Lung protein hyperconcentration may be a key factor in predicting COPD risks

Airway mucus consists of various proteins such as long mucins MUC5AC and MUC5B, both of which contribute greatly to the proper gel-like consistency of this most essential bodily fluid.

UNC School of Medicine researchers led by mucin expert Mehmet Kesimer, PhD, had previously discovered that the total mucin concentrations in the lungs are associated with COPD disease progression and could be used as diagnostic markers of chronic bronchitis, a hallmark condition for patients with COPD. Kesimer and colleagues now report that one of these mucins, MUC5AC, is more closely and reliably associated with the development of COPD than is its brother, MUC5B.

The research, published in The Lancet Respiratory Medicine, shows that MUC5AC is found at elevated levels in smokers who had not yet developed COPD but whose lung function wound up decreasing over the course of the three-year study. Former smokers at-risk for COPD, on the other hand, had normal levels of MUC5AC at the start of the study and maintained proper lung function over three years. MUC5AC hyperconcentration in the lungs may be a key factor in predicting the risks and rates of progression to more severe disease, according to the study.

Recent nationwide efforts have focused on early- or pre-COPD to predict the risks of progression to COPD amongst smokers.

Currently, we cannot forecast which individuals in the at-risk smokers group will progress to COPD because we don't have an objective biological marker to underpin the disease-causing pathways. Our research shows that MUC5AC could be a predictor of who will develop COPD from the large group of aging "at-risk" smokers. We think MUC5AC could be a new biomarker for COPD prognosis and it could be a biomarker for testing the effectiveness of therapeutic strategies."

Mehmet Kesimer, senior author of the study, professor in the UNC Department of Pathology and Laboratory Medicine, and member of the UNC Marsico Lung Institute

MUC5AC could also become a target for pharmaceutical developers whose goal it is to halt COPD disease progression and help patients live more normal, active lives.

Chronic obstructive pulmonary disease (COPD) is an inflammatory lung disease that causes obstructed airflow from the lungs and affects about 16 million people in the United States. Symptoms include breathing difficulty, coughing, mucus production, and wheezing. It's typically caused by long-term exposure to irritants, such as particulate matter like cigarette smoke. The two main conditions that contribute to COPD are chronic bronchitis, an inflammation of the lining of the bronchial tubes due to chronic mucin/mucus accumulation; and emphysema, when the tiny air sacs at the end of the smallest air passages of the lungs are destroyed.

There are some treatment options for COPD to attempt to slow disease progression and reduce symptoms, but treatments often don't work well, especially during late stages of the condition, and there is no cure.

The Kesimer Lab in the UNC Marsico Lung Institute uses various techniques, including mass spectrometry, to identify and measure the different biological mechanisms involved in lung conditions. For this study, the UNC team of scientists were able to measure the concentrations of MUC5AC and MUC5B in different groups of people, including people who had never smoked cigarettes, who had quit smoking, and who continue to smoke with or without COPD.

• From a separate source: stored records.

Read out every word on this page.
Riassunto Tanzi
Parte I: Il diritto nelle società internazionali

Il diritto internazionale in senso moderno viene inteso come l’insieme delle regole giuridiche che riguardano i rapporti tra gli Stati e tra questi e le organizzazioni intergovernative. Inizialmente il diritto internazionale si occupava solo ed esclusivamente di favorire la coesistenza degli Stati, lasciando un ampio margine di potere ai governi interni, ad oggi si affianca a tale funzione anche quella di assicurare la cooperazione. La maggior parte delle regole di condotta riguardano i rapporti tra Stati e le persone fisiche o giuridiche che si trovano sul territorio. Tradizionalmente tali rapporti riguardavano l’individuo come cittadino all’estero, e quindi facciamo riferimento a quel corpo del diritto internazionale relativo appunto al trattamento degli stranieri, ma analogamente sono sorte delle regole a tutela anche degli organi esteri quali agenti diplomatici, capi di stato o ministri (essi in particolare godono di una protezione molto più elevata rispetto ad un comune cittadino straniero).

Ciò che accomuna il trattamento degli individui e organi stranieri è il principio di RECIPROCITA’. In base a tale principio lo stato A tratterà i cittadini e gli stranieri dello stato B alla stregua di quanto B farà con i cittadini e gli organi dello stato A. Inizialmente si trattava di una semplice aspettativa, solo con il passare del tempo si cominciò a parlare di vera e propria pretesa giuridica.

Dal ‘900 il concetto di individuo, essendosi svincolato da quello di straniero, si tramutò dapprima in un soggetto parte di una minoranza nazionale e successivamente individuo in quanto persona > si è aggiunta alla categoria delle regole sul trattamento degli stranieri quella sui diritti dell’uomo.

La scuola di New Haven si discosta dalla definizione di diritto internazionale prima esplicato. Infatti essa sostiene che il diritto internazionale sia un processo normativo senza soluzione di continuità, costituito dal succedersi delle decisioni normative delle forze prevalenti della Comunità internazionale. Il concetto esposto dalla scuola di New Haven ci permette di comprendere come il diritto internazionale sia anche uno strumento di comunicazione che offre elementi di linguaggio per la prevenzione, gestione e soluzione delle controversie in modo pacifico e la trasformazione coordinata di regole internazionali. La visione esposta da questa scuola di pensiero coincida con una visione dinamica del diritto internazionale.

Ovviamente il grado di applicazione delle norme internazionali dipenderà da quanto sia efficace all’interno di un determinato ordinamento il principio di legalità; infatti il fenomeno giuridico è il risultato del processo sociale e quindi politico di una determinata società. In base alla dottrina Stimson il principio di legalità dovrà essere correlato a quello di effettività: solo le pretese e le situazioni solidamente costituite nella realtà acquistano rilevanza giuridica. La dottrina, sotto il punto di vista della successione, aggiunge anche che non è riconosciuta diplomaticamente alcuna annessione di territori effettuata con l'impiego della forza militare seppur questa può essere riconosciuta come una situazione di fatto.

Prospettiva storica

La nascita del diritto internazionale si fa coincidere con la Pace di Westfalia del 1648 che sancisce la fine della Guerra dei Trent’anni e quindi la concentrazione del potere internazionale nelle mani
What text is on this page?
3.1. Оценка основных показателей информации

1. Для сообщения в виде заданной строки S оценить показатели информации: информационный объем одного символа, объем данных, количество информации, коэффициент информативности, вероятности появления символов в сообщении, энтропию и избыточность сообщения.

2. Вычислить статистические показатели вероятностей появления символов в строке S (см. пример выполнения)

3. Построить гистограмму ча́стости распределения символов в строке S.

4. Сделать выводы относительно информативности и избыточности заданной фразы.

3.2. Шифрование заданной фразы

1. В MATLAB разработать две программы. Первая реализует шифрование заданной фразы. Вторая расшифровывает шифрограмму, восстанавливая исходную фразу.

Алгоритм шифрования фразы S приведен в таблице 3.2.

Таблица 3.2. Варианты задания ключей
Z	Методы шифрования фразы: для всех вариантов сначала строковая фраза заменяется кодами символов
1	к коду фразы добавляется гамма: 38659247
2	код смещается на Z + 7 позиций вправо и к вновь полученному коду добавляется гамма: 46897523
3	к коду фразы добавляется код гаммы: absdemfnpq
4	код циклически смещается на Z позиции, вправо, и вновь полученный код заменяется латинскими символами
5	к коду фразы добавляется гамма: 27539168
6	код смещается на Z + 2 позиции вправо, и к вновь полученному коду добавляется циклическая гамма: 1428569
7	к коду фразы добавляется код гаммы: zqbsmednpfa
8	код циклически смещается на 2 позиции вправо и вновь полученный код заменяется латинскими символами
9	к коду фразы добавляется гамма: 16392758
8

Smoking cigarettes has long been known to be a major risk factor for COPD, but Kesimer's work suggests that quiting smoking decreases the odds of developing COPD as we age.

"Our data indicate that increased MUC5AC concentrations in the airways may contribute to the initiation of COPD, as well as disease progression, symptom exacerbation, and how the disease progesses over time, in general,"Kesimer said. "We did not observe the same association with MUC5B."

The best thing an aging person can do to avoid the inevitable decline associated COPD is quit smoking immediately before airway obstruction sets in due to mucin/mucus accumulation. Through Kesimer's work, though, it might be possible to pinpoint which individuals are at the highest immediate risk for developing COPD soon.